During a scouting mission, Jake in his avatar is separated from his group. He is forced to live in the jungle while waiting for rescue. It is here that he is saved by Neytiri (Zoe Saldana) from a pack of dog like predators. Jake is taken to her tribe, the Omayticaya. They decide to educate him in the their ways. Jake is now living a dual life. When awake as a Na'vi, he experiences their world, the beautiful but strange life forms, and their ancient culture which emphasizes respect for all life. When he sleeps, he re-enters the grey and artificial world of humanity.

Okay, here is where Sarah Palin would want to get her shotgun and blow a hole in the film. The Omayticaya live in a giant tree. They are one with nature. They hunt with bows and arrows. Yes, they are tree huggers. Unfortunately, for them their tree is also on top of a very large deposit of the energy source that the humans want to mine. It becomes imperative for the corporation to move the Na'vi from the tree. If they don't move, the company will call in the Marines to force them out. Jake becomes conflicted when he starts to fall in love with Neytiri. With the impending battle coming, Jake must choose sides.

This should sound all too familiar. I can name four films that echo the same plot. Dances With Wolves (1990) Avatar even stars Wes Studi from that movie. The Emerald Forest (1985) FernGully (1992) Even Star Trek: Insurrection (1998) has ideas shared with Avatar. That's one of the problems with this movie. You know what is going to happen once Jake meets Neytiri. You'll be able to guess which side Jake is going to support. While this movie boasts its 3d technology, some of its characters lack depth. The bad guys like Quaritch have no motivation except that they are bad.

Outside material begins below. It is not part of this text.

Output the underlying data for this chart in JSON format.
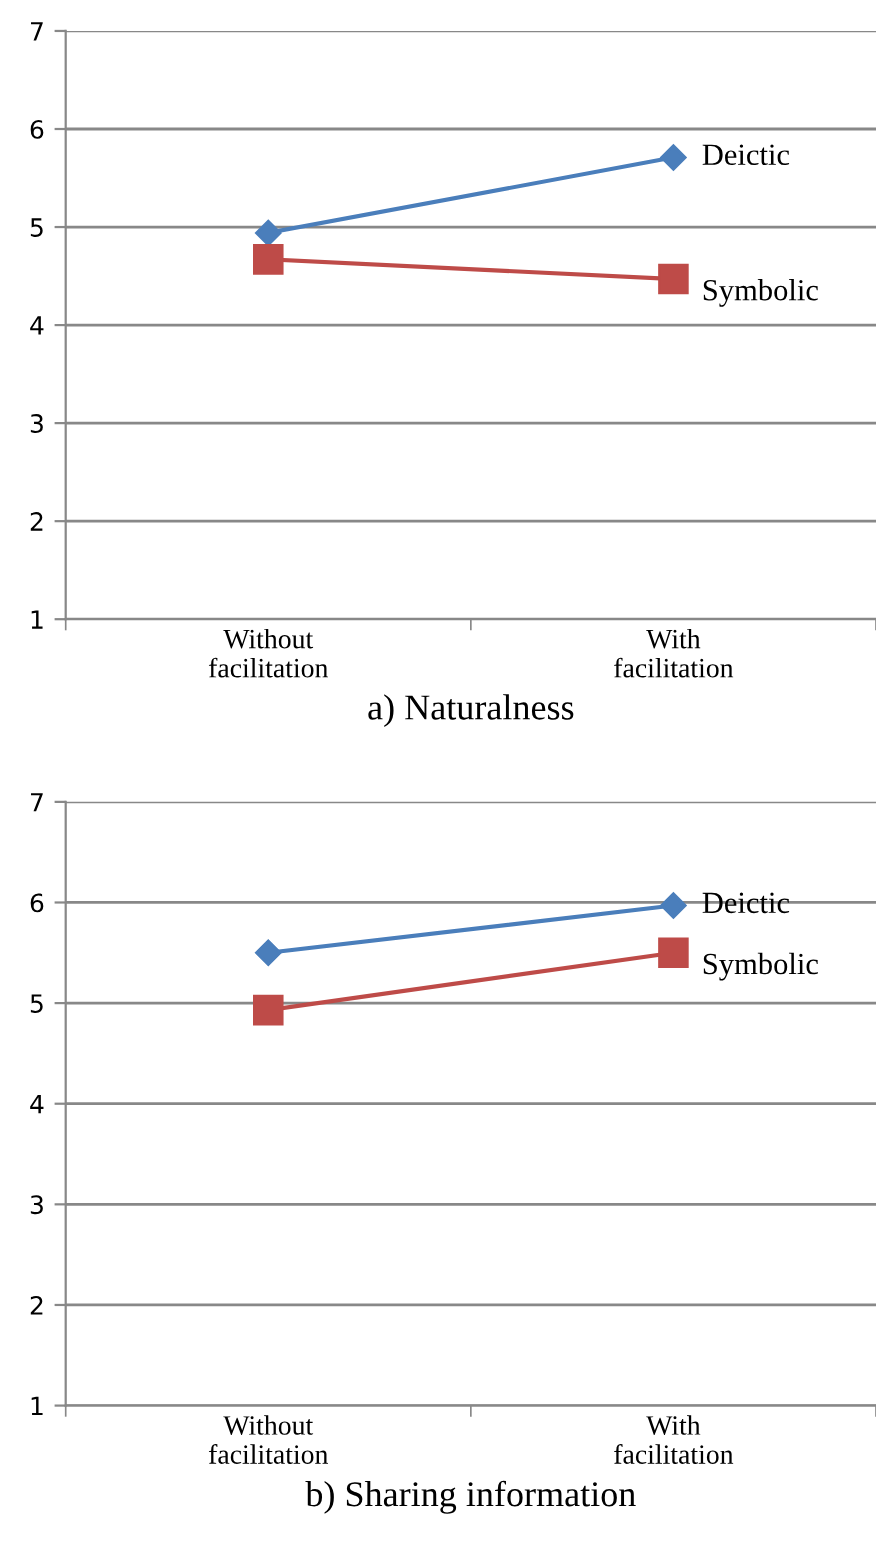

What about the effects? The CGI visuals are astounding. Pandora is a a strange new world with exotic life forms. The Na'vi are well depicted too. Though, it's difficult to animate humanoid life forms without some stiffness. Cameron would have done better if he used a mixture of human and CGI actors to portray them instead of relying primarily on computer animation. The flying sequences, and I mean the flying sequences with the giant dragon creatures are just gorgeous. But here's the twelve dollar question. Do you have to see this film in 3D? The answer is no. There's a cliche in 3D movies where the director will have a spear coming right at you, causing you to duck. Cheesy, but effective. Cameron avoids those money shots. While you get some depth, it's not worth the extra bucks to experience it. There's no moment where you feel part of the movie. Maybe, it will take 24th century technology like Star Trek: The Next Generation's holodecks to fully get you immersed in the story. But for right now, filmmakers should stick to two dimensions.

Avatar is a heartfelt, message driven science fiction film. Its weaknesses shouldn't keep you from seeing it. The grade is B.